Set up an S3 DVC Remote
Using S3 as remote storage for your DVC projects gives you a cost-efficient backend that can scale up to petabytes.
In this guide, we'll show you how to
- Create a new S3 Bucket to use as your DVC remote
- Create IAM credentials to give DVC access to just this bucket
- Install the AWS CLI and DVC S3 extension locally
- Configure the AWS CLI with your IAM credentials
- Push your data up to S3 using DVC
Quick start
If you already have a bucket and credentials set up, you can simply add the
remote using the short S3 format s3://your-bucket-name-here
. For example
$ dvc add data
...
$ dvc remote add --default myremote s3://your-bucket-name-here
$ dvc push
2 files pushed
If you need more detailed instructions, you can find a full walkthrough below where we create all the required resources and configuration from scratch and push some example data to S3. We assume you already have an AWS account and are comfortable installing and using command line tools.
Creating an S3 Bucket
Create a new bucket by logging into your AWS console. Then:
1. Navigate to the main S3 page.
2. Press Create Bucket.
3. Choose a name for your bucket (note that S3 names have to be globally unique so be creative!).
4. Choose a region close to where you'll mainly be accessing and updating your data from.
5. Scroll down to the bottom of the page and press Create Bucket.
You should now see the bucket appear on your main S3 page.
Creating an IAM account and getting credentials
While you could use some existing AWS credentials, it's best to create a new IAM user that only has access to the single S3 bucket you want to use as a DVC remote, and use credentials for that. To achieve this:
1. Navigate to the main IAM page.
2. Press Add Users.
3. Name your User something like "dvcuser" and press Next: Permissions.
4. Choose Attach existing policies directly and press Create policy.
5. Select the JSON tab and paste the following policy. Note the two
places where you need to substitute the bucket name you created earlier
(we're using my-dvc-store
in this example).
{
"Version": "2012-10-17",
"Statement": [
{
"Effect": "Allow",
"Action": ["s3:ListBucket"],
"Resource": "arn:aws:s3:::my-dvc-store"
},
{
"Effect": "Allow",
"Action": ["s3:PutObject", "s3:GetObject"],
"Resource": "arn:aws:s3:::my-dvc-store/*"
}
]
}
Press Next: Tags when you're done.
6. Select Next: Review.
7. Give your policy a name like "AllowFullAccessMyDVCStore" and add a description to help you remember what it's for. Then press Create policy.
Close the tab and you should be taken back to your Create User flow. Press the small refresh icon to bring in the new policy that you just created and then search for it using the name you chose and press Next: Tags.
8. Press Next: Review.
9. Press Create User.
10. Reveal the generated secret key and save both the access key and secret key somewhere secure like your password manager (you won't be able to view your secret key from AWS again after this stage).

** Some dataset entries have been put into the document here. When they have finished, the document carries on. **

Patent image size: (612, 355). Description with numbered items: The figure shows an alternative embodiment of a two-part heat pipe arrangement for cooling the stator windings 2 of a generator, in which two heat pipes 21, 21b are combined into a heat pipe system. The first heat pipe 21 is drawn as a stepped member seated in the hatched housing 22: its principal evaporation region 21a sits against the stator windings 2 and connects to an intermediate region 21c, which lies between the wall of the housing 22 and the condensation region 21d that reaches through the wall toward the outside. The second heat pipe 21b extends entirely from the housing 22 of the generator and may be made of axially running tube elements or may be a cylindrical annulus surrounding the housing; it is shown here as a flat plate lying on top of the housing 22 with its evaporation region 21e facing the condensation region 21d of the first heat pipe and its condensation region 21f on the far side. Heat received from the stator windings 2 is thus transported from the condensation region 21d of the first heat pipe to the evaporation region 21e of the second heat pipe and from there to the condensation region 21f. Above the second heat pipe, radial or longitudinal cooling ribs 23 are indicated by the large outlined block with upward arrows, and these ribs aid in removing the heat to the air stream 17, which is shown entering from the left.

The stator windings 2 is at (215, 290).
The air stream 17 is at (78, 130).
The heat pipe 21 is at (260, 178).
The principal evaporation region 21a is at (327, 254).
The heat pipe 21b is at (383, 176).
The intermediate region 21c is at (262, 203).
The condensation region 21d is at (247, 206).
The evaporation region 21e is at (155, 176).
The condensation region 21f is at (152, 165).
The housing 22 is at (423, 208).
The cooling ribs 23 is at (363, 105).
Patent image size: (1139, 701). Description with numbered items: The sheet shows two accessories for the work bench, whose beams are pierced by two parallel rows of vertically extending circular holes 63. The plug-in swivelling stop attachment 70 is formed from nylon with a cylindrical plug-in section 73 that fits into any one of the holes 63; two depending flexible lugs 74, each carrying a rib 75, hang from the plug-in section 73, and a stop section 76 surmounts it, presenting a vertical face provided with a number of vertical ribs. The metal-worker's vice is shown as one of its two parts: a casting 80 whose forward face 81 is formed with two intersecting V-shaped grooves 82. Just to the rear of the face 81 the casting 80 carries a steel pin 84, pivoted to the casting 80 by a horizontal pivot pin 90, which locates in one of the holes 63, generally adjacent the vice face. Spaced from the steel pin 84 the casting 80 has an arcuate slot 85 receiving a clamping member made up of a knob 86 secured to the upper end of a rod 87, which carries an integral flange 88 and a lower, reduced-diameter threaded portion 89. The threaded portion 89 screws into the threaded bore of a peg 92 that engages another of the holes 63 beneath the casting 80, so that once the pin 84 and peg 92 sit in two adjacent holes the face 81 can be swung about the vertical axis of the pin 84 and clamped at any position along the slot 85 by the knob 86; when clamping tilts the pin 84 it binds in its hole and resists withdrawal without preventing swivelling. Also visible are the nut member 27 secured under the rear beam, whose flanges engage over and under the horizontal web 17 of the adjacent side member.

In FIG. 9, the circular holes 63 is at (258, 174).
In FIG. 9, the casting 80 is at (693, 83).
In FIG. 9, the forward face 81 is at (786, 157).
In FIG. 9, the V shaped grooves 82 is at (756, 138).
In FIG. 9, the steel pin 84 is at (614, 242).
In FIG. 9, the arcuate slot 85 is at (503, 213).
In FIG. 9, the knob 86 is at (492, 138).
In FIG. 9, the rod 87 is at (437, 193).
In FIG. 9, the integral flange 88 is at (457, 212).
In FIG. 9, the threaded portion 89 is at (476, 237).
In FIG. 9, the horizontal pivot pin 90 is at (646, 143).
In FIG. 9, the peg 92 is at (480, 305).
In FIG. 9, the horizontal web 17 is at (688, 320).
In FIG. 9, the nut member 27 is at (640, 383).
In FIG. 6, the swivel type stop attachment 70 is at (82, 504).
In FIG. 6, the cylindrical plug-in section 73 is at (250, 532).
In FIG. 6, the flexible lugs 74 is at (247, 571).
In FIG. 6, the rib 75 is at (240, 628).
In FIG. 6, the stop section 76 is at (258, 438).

Once you've noted both values, close the page.
Installing S3 for DVC and the AWS CLI
Let's set up a basic project from scratch with some fake data to use as a demonstration. Run the following commands to
- create a new project folder
- create a virtual environment
- install the dependencies we need
- initialise git and DVC
mkdir dvc-s3-demo
cd dvc-s3-demo
python3 -m virtualenv venv
source venv/bin/activate
pip install 'dvc[s3]' awscli
git init
dvc init
Now let's:
- create a data folder and add some random data
- track this using DVC
mkdir data
head -n 10 /dev/random | base64 > data/datafile.dat
dvc add data
git add data.dvc
Now everything is tracked properly by DVC and we're ready to configure AWS with the credentials we previously created and push data up to our S3 bucket.
Configuring the CLI and pushing to S3
Type the command:
aws configure
And AWS will prompt you for your AWS Access Key ID and your AWS Secret Access Key. Use the ones you copied previously associated with the IAM user that can only access the DVC bucket. You can leave Default region name and Default output format blank.
Configure the S3 bucket as the default DVC remote with the following command (substitute in your own S3 bucket name).
dvc remote add --default datastore s3://my-dvc-store
And, finally, run
dvc push
to push your data to S3. Once you've made a few changes to your data and pushed up different versions, you should see a bunch of subfolders appear in your AWS bucket, as shown below. You can use DVC and git to navigate between different versions by branch names and commit hashes, so you never have to worry about overwriting a good dataset with bad revisions.
Well done! Now you have an S3 remote that can scale up as large as you need.